Thursday 10 March 2011: Salt from the sea, Lake Grassmere
Took this from the air (obviously) on our trip to Wellington - it was a lovely calm day, blue sea and pink salt! The coastline has quite a curve here with Wairau Lagoon, a great place for bird watching in the distance.
Seawater, from the Pacific Ocean, is pumped into Lake Grassmere. Warm north-west winds blow across the exposed lake, evaporating water and increasing the concentration of salt.
The very salty water is pumped into deep holding pens, then into shallow crystallisation ponds. As the water continues to evaporate, salt forms as a crust on the bottom of the ponds. The remaining water is pumped out and the dried salt is harvested, crushed, washed and moved by giant conveyor belts to form huge mounds of sparkling white crystals.

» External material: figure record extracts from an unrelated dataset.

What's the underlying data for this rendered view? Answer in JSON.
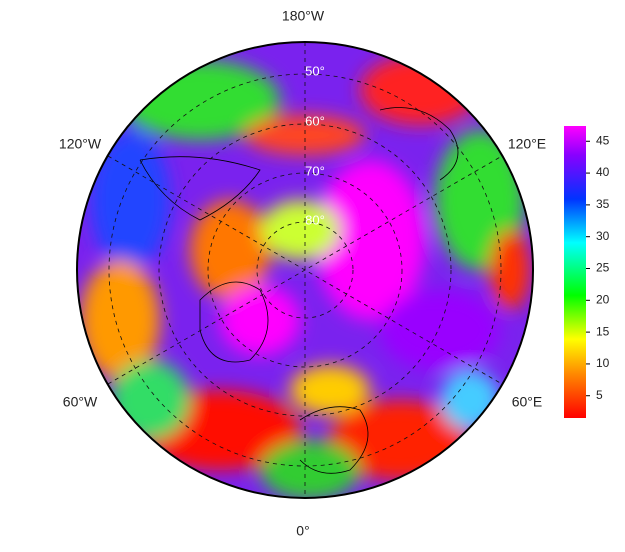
{
  "map": {
    "longitude_labels": [
      "180°W",
      "120°W",
      "120°E",
      "60°W",
      "60°E",
      "0°"
    ],
    "latitude_labels": [
      "50°",
      "60°",
      "70°",
      "80°"
    ],
    "colorbar": {
      "range": [
        1.5,
        47.4
      ],
      "ticks": [
        5,
        10,
        15,
        20,
        25,
        30,
        35,
        40,
        45
      ]
    }
  }
}
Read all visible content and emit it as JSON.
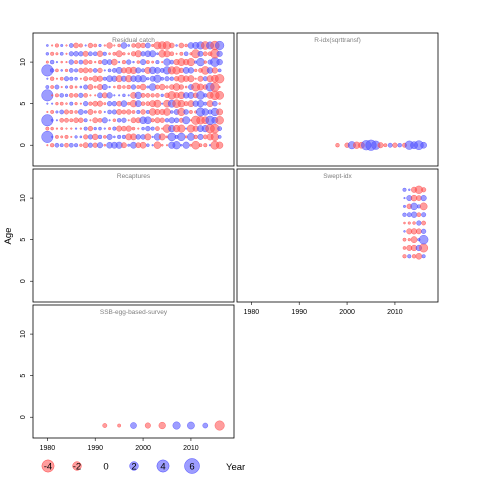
{
  "chart_data": {
    "type": "scatter",
    "xlabel": "Year",
    "ylabel": "Age",
    "x_ticks": [
      1980,
      1990,
      2000,
      2010
    ],
    "y_ticks": [
      0,
      5,
      10
    ],
    "xlim": [
      1977,
      2019
    ],
    "ylim": [
      -2.5,
      13.5
    ],
    "colors": {
      "positive": "#4d4dff",
      "negative": "#ff4d4d"
    },
    "legend": {
      "position": "bottom",
      "values": [
        -4,
        -2,
        0,
        2,
        4,
        6
      ]
    },
    "panels": [
      {
        "name": "Residual catch",
        "x_range": [
          1980,
          2016
        ],
        "ages": [
          0,
          1,
          2,
          3,
          4,
          5,
          6,
          7,
          8,
          9,
          10,
          11,
          12
        ],
        "dense": true
      },
      {
        "name": "R-idx(sqrttransf)",
        "points": [
          [
            1998,
            0,
            -0.4
          ],
          [
            2000,
            0,
            -0.6
          ],
          [
            2001,
            0,
            1.5
          ],
          [
            2002,
            0,
            -1.2
          ],
          [
            2003,
            0,
            -1.0
          ],
          [
            2004,
            0,
            2.5
          ],
          [
            2005,
            0,
            3.0
          ],
          [
            2006,
            0,
            2.0
          ],
          [
            2007,
            0,
            -0.8
          ],
          [
            2008,
            0,
            -0.3
          ],
          [
            2009,
            0,
            0.5
          ],
          [
            2010,
            0,
            -0.6
          ],
          [
            2011,
            0,
            0.4
          ],
          [
            2012,
            0,
            -0.5
          ],
          [
            2013,
            0,
            2.0
          ],
          [
            2014,
            0,
            1.4
          ],
          [
            2015,
            0,
            2.2
          ],
          [
            2016,
            0,
            1.0
          ]
        ]
      },
      {
        "name": "Recaptures",
        "points": []
      },
      {
        "name": "Swept-idx",
        "x_range": [
          2012,
          2016
        ],
        "ages": [
          3,
          4,
          5,
          6,
          7,
          8,
          9,
          10,
          11
        ],
        "dense": true
      },
      {
        "name": "SSB-egg-based-survey",
        "points": [
          [
            1992,
            -1,
            -0.5
          ],
          [
            1995,
            -1,
            -0.3
          ],
          [
            1998,
            -1,
            1.0
          ],
          [
            2001,
            -1,
            -0.8
          ],
          [
            2004,
            -1,
            -1.2
          ],
          [
            2007,
            -1,
            1.5
          ],
          [
            2010,
            -1,
            1.4
          ],
          [
            2013,
            -1,
            0.7
          ],
          [
            2016,
            -1,
            -2.4
          ]
        ]
      }
    ]
  }
}
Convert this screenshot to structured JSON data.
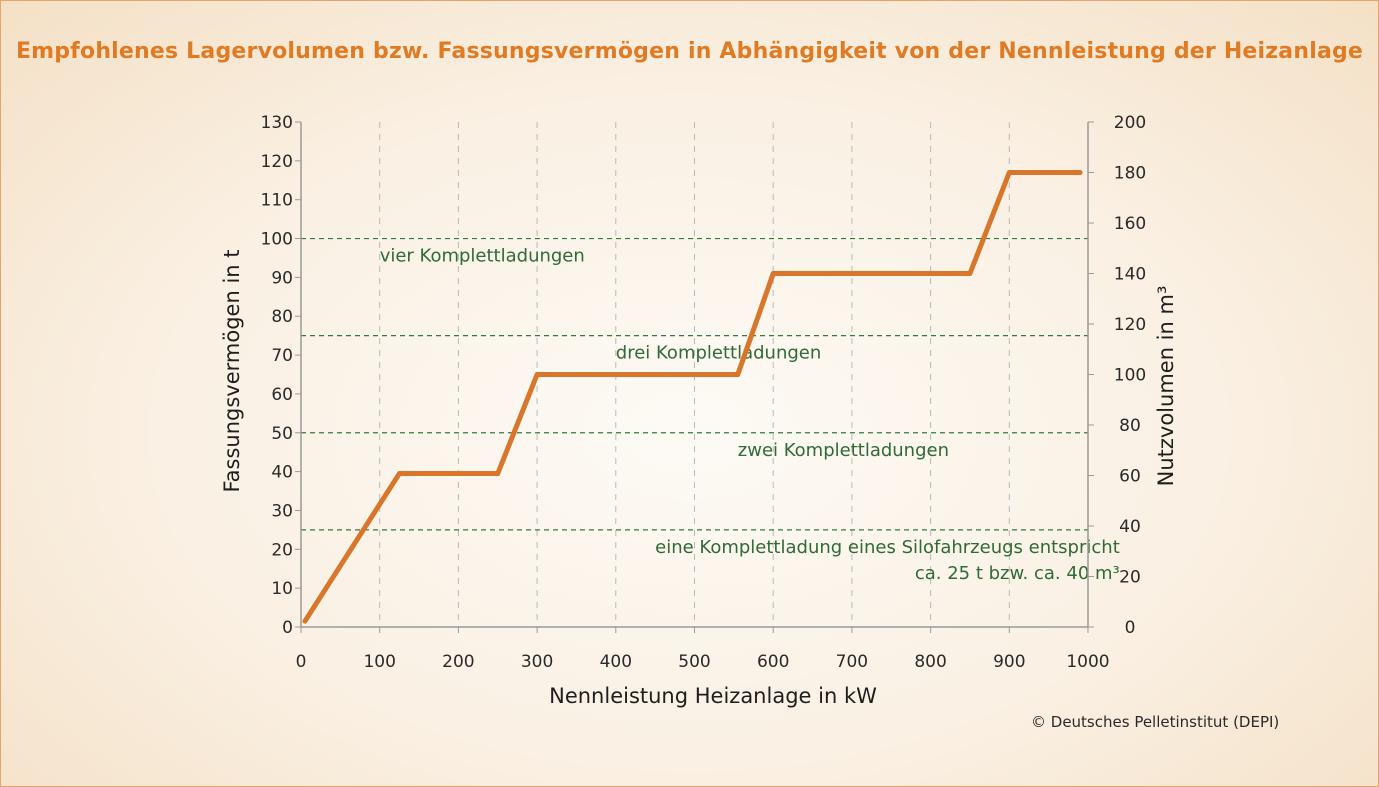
{
  "title": "Empfohlenes Lagervolumen bzw. Fassungsvermögen in Abhängigkeit von der Nennleistung der Heizanlage",
  "credit": "© Deutsches Pelletinstitut (DEPI)",
  "chart_data": {
    "type": "line",
    "xlabel": "Nennleistung Heizanlage in kW",
    "ylabel": "Fassungsvermögen in t",
    "y2label": "Nutzvolumen in m³",
    "xlim": [
      0,
      1000
    ],
    "ylim": [
      0,
      130
    ],
    "y2lim": [
      0,
      200
    ],
    "x_ticks": [
      0,
      100,
      200,
      300,
      400,
      500,
      600,
      700,
      800,
      900,
      1000
    ],
    "x_tick_labels": [
      "0",
      "100",
      "200",
      "300",
      "400",
      "500",
      "600",
      "700",
      "800",
      "900",
      "1000"
    ],
    "y_ticks": [
      0,
      10,
      20,
      30,
      40,
      50,
      60,
      70,
      80,
      90,
      100,
      110,
      120,
      130
    ],
    "y_tick_labels": [
      "0",
      "10",
      "20",
      "30",
      "40",
      "50",
      "60",
      "70",
      "80",
      "90",
      "100",
      "110",
      "120",
      "130"
    ],
    "y2_ticks": [
      0,
      20,
      40,
      60,
      80,
      100,
      120,
      140,
      160,
      180,
      200
    ],
    "y2_tick_labels": [
      "0",
      "20",
      "40",
      "60",
      "80",
      "100",
      "120",
      "140",
      "160",
      "180",
      "200"
    ],
    "grid_x": true,
    "series": [
      {
        "x": [
          5,
          125,
          250,
          300,
          555,
          600,
          850,
          900,
          990
        ],
        "y": [
          1.5,
          39.5,
          39.5,
          65,
          65,
          91,
          91,
          117,
          117
        ],
        "color": "#d8772b"
      }
    ],
    "reference_lines": [
      {
        "y": 25,
        "label": "eine Komplettladung eines Silofahrzeugs entspricht",
        "label2": "ca. 25 t bzw. ca. 40 m³",
        "label_x": 450
      },
      {
        "y": 50,
        "label": "zwei Komplettladungen",
        "label_x": 555
      },
      {
        "y": 75,
        "label": "drei Komplettladungen",
        "label_x": 400
      },
      {
        "y": 100,
        "label": "vier Komplettladungen",
        "label_x": 100
      }
    ],
    "reference_color": "#2e7d3e"
  }
}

The pink to purple colour of the crystallisation ponds is caused by natural microscopic green algae that change to pink in the high salt concentration. The same phenomena gives the Red Sea its name. There are also small pink shrimps in the water that thrive in this salty environment.
Other salt works in the world are generally much closer to the equator, but Marlborough's abundance of warm north-westerly winds, long hours of sunshine and low summer rainfall provide the evaporation needed to extract salt from the sea at this latitude.